You had to Japanize the product, his wife said, reciting the Japanese trade mantra. Nicola’s anchovy dressing was too strong for the Japanese palate. So was his sausage spice. Didn’t he know that Nihon Kotsu now served pizza with soy sauce? It was time that Nick started paying attention.
She herself had a tie-in with Tokyu, a major department store chain, for whom she supplied year-end holiday pizza with colorful pineapple and cherry toppings, as befitting the season. Nick said he had never seen anything so grotesque, but the department store people had been ecstatic and sales were terrific.
It was also an absolute must, she kept saying, to give o-chugen and o-seibo, summer and winter gifts, to business associates. She always did it. It was how she maintained and serviced business relationships in Japan and one reason why she kept ge
tting repeat department store orders. It was something that Nick had always stubbornly refused to grasp. But he could not continue to dismiss such important customs as bribes if he wanted to revitalize his business.
Nick listened as much as he could, then told her to shut up and mind her own business.
He was the one who had started Nicola’s. He had taught her everything she knew. Who was she to tell him how to do things?
She replied that there was a limit to how Westernized Japan could become. The Japanese had accepted a massive infusion of bread and milk into their diets and adopted other radical changes into their daily lives in the wake of the Occupation. Would Americans ever tolerate a similar shift? Would they commit to a regimen of raw fish and rice every day? Would they start wearing kimonos instead of suits? The Japanese were flexible – a lot more so than the Americans, in her opinion. But there were limits, and it was time he learned that.
At the very least, she said, do something about the lighting and the music. Most Japanese people liked their restaurants brightly lit. They didn’t feel right eating in darkened rooms. They wanted to be able to see their food clearly as well as look at the faces of their dinner companions. And as for the music, it was much too soft. Japanese diners liked it louder. Everyone knew that.

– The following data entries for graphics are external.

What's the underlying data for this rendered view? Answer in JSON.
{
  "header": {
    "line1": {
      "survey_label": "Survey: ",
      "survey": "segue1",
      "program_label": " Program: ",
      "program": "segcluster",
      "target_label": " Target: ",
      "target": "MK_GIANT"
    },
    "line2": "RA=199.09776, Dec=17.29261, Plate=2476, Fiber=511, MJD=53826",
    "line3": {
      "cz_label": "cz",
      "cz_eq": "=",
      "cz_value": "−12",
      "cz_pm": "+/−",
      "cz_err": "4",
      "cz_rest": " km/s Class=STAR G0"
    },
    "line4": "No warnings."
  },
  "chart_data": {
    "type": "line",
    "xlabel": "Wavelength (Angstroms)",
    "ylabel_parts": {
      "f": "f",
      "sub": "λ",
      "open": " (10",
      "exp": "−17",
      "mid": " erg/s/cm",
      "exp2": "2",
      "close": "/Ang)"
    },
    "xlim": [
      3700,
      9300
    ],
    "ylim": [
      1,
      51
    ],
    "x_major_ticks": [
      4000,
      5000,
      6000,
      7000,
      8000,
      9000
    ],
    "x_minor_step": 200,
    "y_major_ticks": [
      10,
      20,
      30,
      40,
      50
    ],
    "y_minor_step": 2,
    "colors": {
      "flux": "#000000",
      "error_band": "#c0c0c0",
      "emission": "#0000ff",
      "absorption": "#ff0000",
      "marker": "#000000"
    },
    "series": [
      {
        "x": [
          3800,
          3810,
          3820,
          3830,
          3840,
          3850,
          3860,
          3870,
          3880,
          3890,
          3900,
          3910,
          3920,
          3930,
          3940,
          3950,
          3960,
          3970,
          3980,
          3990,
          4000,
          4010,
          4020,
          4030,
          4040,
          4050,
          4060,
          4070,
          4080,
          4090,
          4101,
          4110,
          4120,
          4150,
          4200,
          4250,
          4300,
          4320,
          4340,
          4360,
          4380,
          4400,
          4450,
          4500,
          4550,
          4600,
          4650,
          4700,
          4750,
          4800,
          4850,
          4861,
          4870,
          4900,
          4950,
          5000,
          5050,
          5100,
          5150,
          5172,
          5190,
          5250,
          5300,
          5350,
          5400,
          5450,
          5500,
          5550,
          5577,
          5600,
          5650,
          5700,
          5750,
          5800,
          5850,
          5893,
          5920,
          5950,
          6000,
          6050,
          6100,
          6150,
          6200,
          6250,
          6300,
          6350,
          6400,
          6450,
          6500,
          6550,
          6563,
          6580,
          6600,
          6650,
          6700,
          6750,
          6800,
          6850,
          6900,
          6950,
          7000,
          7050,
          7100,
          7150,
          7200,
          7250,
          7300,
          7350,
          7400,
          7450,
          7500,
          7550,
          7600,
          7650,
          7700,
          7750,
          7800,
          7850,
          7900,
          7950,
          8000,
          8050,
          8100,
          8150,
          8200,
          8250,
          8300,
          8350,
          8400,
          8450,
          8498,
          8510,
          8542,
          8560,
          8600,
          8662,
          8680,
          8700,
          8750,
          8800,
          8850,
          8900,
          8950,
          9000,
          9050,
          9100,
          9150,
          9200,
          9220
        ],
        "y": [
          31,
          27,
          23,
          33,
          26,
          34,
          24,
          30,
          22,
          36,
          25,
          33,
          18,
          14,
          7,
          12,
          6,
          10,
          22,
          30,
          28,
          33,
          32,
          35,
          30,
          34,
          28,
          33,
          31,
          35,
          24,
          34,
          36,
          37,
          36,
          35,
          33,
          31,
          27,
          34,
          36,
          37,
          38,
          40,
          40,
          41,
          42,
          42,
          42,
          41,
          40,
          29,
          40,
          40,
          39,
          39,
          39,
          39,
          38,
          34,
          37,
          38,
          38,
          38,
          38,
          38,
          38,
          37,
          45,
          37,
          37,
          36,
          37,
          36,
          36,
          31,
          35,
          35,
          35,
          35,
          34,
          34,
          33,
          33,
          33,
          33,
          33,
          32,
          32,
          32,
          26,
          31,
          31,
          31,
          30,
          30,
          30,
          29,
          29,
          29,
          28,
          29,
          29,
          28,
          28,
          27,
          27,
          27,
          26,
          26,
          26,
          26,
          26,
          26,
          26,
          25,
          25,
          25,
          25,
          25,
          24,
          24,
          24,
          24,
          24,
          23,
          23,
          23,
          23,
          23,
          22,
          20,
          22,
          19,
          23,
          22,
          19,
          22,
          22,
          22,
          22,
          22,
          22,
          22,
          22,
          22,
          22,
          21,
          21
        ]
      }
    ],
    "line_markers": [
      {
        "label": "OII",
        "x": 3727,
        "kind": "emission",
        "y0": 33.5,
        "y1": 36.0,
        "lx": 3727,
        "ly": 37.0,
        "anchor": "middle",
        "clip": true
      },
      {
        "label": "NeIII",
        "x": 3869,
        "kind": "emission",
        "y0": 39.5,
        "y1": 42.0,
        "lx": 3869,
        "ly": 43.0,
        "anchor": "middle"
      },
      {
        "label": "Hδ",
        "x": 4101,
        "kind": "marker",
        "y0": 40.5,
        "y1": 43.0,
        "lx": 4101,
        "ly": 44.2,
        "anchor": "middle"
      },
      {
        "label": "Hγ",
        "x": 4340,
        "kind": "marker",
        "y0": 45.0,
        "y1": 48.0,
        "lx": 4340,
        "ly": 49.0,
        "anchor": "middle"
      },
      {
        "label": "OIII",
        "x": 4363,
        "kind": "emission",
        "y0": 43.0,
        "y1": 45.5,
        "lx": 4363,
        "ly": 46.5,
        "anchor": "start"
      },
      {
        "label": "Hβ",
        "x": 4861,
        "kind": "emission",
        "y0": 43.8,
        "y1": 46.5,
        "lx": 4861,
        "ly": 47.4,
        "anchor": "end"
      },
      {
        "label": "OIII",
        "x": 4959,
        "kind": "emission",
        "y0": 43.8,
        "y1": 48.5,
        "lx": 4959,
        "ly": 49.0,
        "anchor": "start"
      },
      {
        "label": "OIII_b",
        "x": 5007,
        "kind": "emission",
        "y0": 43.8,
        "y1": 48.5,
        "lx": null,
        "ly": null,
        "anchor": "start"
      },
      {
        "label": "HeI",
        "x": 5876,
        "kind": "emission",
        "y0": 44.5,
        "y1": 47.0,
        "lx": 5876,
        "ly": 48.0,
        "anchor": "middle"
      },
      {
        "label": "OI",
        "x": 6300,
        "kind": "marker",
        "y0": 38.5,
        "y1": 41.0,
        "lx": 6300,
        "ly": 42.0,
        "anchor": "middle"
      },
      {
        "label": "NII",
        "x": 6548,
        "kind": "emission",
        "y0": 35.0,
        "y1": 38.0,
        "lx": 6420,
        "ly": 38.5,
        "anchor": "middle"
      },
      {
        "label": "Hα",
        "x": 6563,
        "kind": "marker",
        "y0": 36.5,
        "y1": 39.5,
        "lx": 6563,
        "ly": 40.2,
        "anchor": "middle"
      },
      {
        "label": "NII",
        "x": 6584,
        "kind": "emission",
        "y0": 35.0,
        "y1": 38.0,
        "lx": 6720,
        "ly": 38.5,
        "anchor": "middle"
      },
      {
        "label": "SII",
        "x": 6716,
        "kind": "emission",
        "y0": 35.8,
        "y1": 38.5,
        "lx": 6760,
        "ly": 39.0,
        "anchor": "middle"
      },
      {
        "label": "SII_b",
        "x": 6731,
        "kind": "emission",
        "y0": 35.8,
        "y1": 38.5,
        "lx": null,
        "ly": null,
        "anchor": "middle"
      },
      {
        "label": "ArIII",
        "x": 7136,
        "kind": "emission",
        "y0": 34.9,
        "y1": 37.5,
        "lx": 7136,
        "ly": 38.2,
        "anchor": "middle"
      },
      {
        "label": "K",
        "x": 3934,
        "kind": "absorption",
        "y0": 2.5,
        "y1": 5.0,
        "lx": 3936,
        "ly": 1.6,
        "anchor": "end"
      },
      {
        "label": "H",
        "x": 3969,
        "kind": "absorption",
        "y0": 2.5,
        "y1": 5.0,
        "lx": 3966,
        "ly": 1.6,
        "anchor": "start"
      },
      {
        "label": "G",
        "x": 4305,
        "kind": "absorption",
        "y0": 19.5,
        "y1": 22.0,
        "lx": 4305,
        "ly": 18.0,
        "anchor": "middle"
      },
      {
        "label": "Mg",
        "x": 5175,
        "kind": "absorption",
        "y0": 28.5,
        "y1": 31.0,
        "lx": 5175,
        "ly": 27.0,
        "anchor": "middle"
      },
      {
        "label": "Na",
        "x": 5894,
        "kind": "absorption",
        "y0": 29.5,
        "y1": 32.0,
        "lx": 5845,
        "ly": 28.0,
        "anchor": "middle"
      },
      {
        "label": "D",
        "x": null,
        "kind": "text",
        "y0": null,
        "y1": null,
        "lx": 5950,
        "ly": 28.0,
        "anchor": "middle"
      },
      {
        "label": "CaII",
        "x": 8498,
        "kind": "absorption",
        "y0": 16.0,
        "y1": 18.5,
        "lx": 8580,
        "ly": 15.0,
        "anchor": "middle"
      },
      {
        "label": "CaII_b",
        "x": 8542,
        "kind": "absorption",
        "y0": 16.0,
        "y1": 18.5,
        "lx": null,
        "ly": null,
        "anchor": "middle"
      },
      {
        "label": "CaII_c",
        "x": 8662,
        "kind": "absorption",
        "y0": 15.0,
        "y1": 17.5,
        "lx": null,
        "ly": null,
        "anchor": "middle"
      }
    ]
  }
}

He refused, and thus was the battle of the lights and music engaged. Growing ever more assertive and determined to help him turn things around in spite of himself, Yae would arrive at the Roppongi Crossing branch and turn the light rheostats all the way up. At the very first opportunity, Nick would turn them back down again. In the course of a two-hour meal, patrons might experience several levels of illumination. This continued for some time until finally, in exasperation, Nick put cloth covers over each individual lightbulb.